变化之后的内容如下(与size[1]=2变化类似)

data = 
tensor([[[[0.5615, 0.1774, 0.8147],
          [0.3295, 0.2319, 0.7832],
          [0.8544, 0.1012, 0.1877],
          [0.9310, 0.0899, 0.3156]],

         [[0.8544, 0.1012, 0.1877],
          [0.9310, 0.0899, 0.3156],
          [0.9423, 0.2536, 0.7388],
          [0.5404, 0.4356, 0.4430]],

         [[0.9423, 0.2536, 0.7388],
          [0.5404, 0.4356, 0.4430],
          [0.6257, 0.0379, 0.7130],
          [0.3229, 0.9631, 0.2284]],

         [[0.6257, 0.0379, 0.7130],
          [0.3229, 0.9631, 0.2284],
          [0.4489, 0.2113, 0.6839],
          [0.7478, 0.4627, 0.7742]],

         [[0.4489, 0.2113, 0.6839],
          [0.7478, 0.4627, 0.7742],
          [0.3861, 0.0727, 0.8736],
          [0.3510, 0.3279, 0.3254]]]])

attention之中attention_scores的形状变化

这里

attentions = torch.matmul(query,key.transpose(-1,-2))

得到的

attentions = (24,5,512,512)
(传入的key = (24,5,512,512),value=(24,5,512,512))

接下来padding在最后一层铺满数值0

attention_scores = nn.functional.pad(
	attention_scores,(0,0,0,1)
)

得到attention_scores = (24,5,513,512)
然后调用view函数

attention_scores = attention_scores.view(*attention_sccores.size()[:-2],attention_scores.size(-1),attention_scores.size(-2))

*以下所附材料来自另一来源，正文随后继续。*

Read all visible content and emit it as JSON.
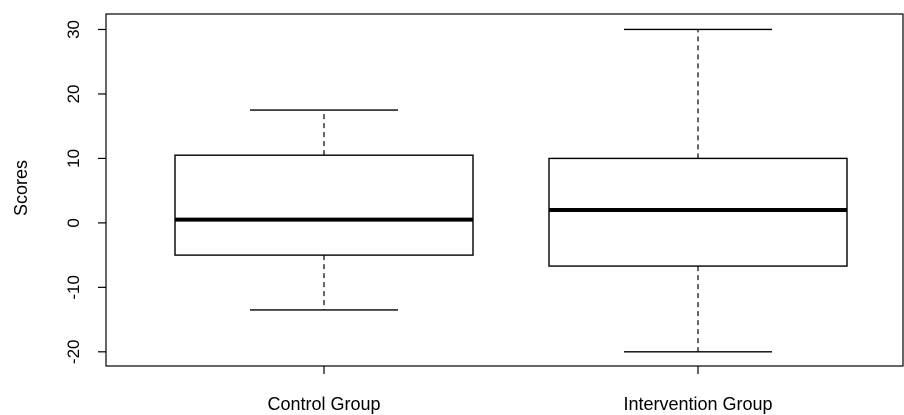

这里原先每一层最后由(24,5,513,512)->(24,5,512,513),每一层最后的原先铺了512个零,(共铺了24*5个,跟513没有关系,513是多了一列),现在变换完形状之后仍然铺了512个零,所以每一个最后一列多了一个非零的数,最后是512个零
接下来代码

diagonal_attention_scores = attention_scores.new_empty(
    (batch_size*num_attention_heads,seq_len//one_sided_attn_window_size,one_sided_attn_window_size,one_sided_attn_window_size*2+1)
)

这里我们的输入的inputs = (2,1025),所以batch_size = 2,num_attention_heads = 12,seq_len = 1024+512(超出不够512补齐512) = 1536,one_sided_attn_window_size = 256,seq_len//one_sided_attn_window_size = 1536//256 = 6。
接下来进入diagonal_attention_scores环节:

diagonal_attention_scores内容讲解

1.第一次diagonal_attention_scores

diagonal_attention_scores[0:batch_size*num_attention_heads,0:seq_len//one_sided_attn_window_size-1,\
                          0:one_sided_attn_window_size,one_sided_attn_window_size:one_sided_attn_window_size*2+1] = \
attention_scores[0:batch_size*num_attention_heads,0:seq_len//one_sided_attn_window_size-1,0:one_sided_attn_window_size,0:one_sided_attn_window_size+1]
diagonal_attention_scores[0:2*12,0:1536//256-1,0:256,256:256*2+1] = attention_scores[0:2*12,0:1536//256-1,0:256,0:256+1]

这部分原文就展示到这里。